A cognovit clause in a promissory note authorizes the lender to have entered a confession of judgment by the borrower upon the occurrence of an event of default under the promissory note without notice to the borrower. An example of such a clause is as follows:
WARNING – BY SIGNING THIS PAPER YOU GIVE UP YOUR RIGHT TO NOTICE AND COURT TRIAL. IF YOU DO NOT PAY ON TIME A COURT JUDGMENT MAY BE TAKEN AGAINST YOU WITHOUT YOUR PRIOR KNOWLEDGE AND THE POWERS OF A COURT CAN BE USED TO COLLECT FROM YOU REGARDLESS OF ANY CLAIMS YOU MAY HAVE AGAINST THE CREDITOR WHETHER FOR RETURNED GOODS, FAULTY GOODS, FAILURE ON HIS PART TO COMPLY WITH THE AGREEMENT, OR ANY OTHER CAUSE.
The advantage of allowing and enforcing cognovit provisions is that it greatly expedites and streamlines the litigation process as the borrower does not have an opportunity to challenge the lender’s collection action. Consequently, several States do allow cognovit notes, including Ohio and Pennsylvania.

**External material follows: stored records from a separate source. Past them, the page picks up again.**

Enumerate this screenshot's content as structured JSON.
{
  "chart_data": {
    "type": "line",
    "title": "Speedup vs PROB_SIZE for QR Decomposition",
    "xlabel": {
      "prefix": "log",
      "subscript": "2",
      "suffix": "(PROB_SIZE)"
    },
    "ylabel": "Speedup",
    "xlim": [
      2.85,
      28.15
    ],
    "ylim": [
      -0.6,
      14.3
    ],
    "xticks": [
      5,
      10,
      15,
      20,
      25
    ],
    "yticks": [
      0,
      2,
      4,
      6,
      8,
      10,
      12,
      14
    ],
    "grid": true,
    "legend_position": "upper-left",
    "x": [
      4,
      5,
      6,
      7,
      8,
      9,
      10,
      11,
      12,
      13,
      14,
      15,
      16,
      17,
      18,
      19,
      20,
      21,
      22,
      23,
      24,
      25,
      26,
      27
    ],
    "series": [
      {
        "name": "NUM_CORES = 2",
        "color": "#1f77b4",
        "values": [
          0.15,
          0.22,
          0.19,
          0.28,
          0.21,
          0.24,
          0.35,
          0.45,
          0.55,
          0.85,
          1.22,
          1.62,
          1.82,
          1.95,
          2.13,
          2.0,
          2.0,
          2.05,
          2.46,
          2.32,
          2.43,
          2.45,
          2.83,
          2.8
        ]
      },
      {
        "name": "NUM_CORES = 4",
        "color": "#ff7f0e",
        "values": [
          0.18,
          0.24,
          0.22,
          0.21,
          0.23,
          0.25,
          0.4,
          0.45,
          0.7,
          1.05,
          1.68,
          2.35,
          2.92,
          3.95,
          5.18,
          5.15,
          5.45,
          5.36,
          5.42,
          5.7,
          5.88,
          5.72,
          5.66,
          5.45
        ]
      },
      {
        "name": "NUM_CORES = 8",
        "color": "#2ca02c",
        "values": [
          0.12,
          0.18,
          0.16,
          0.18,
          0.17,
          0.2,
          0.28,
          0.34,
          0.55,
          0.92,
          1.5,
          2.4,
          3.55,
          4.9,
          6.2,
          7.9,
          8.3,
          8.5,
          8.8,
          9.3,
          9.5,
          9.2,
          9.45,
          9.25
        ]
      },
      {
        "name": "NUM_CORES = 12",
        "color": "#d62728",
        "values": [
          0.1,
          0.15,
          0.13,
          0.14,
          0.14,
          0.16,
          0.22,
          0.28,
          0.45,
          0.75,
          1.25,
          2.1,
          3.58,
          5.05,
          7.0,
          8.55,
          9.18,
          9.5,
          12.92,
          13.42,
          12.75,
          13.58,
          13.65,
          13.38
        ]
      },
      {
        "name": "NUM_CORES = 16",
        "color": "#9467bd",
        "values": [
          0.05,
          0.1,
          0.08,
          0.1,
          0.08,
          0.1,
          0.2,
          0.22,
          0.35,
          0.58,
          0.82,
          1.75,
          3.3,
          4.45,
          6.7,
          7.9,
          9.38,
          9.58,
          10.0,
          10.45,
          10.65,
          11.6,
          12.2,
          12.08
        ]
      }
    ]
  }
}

However, such provisions raise legitimate concerns about due process, and accordingly a number of States prohibit the enforcement of cognovit provisions. Indiana is one such State, as Indiana Code § 34-54-4-1 provides:
A person who knowingly:
(1) procures another to:
(A) execute as maker; or
(B) endorse or assign;
a cognovit note;
(2) being the payee, endorsee, or assignee of the cognovit note, retains possession of the cognovit note; or
(3) attempts to recover upon or enforce within Indiana a judgment obtained in any other jurisdiction based upon a cognovit note;
Commits a Class B misdemeanor.
In Jaehnen v. Booker, 806 N.E.2d 31 (Ind.App. 2004), the Indiana Court of Appeals reviewed all of the prior Indiana case law regarding cognovit notes and determined that “the evil to be avoided is the lack of due process.” Consequently, a note containing a cognovit clause is enforceable in Indiana so long as the lender does not rely upon such clause. Id., at 36. In such an instance, the lender can effectively sever the cognovit clause while relying on the rest of the enforceable negotiable instrument. Id., at 35. This is true regardless of whether the note was executed in Indiana or another State. Id., at 36.
The location of execution of a cognovit note is relevant for determining whether Indiana will give a foreign judgment full faith and credit. If a cognovit note was executed in Indiana and a judgment is entered in Ohio based on the cognovit provision, Indiana will not recognize the foreign judgment. On the other hand, if the cognovit note was executed in Ohio and a judgment is entered in Ohio, then Indiana will give full faith and credit to the Ohio judgment. See, Cox v. First National Bank of Woodlawn, 426 N.E.2d 426, 430 (Ind.App. 1981).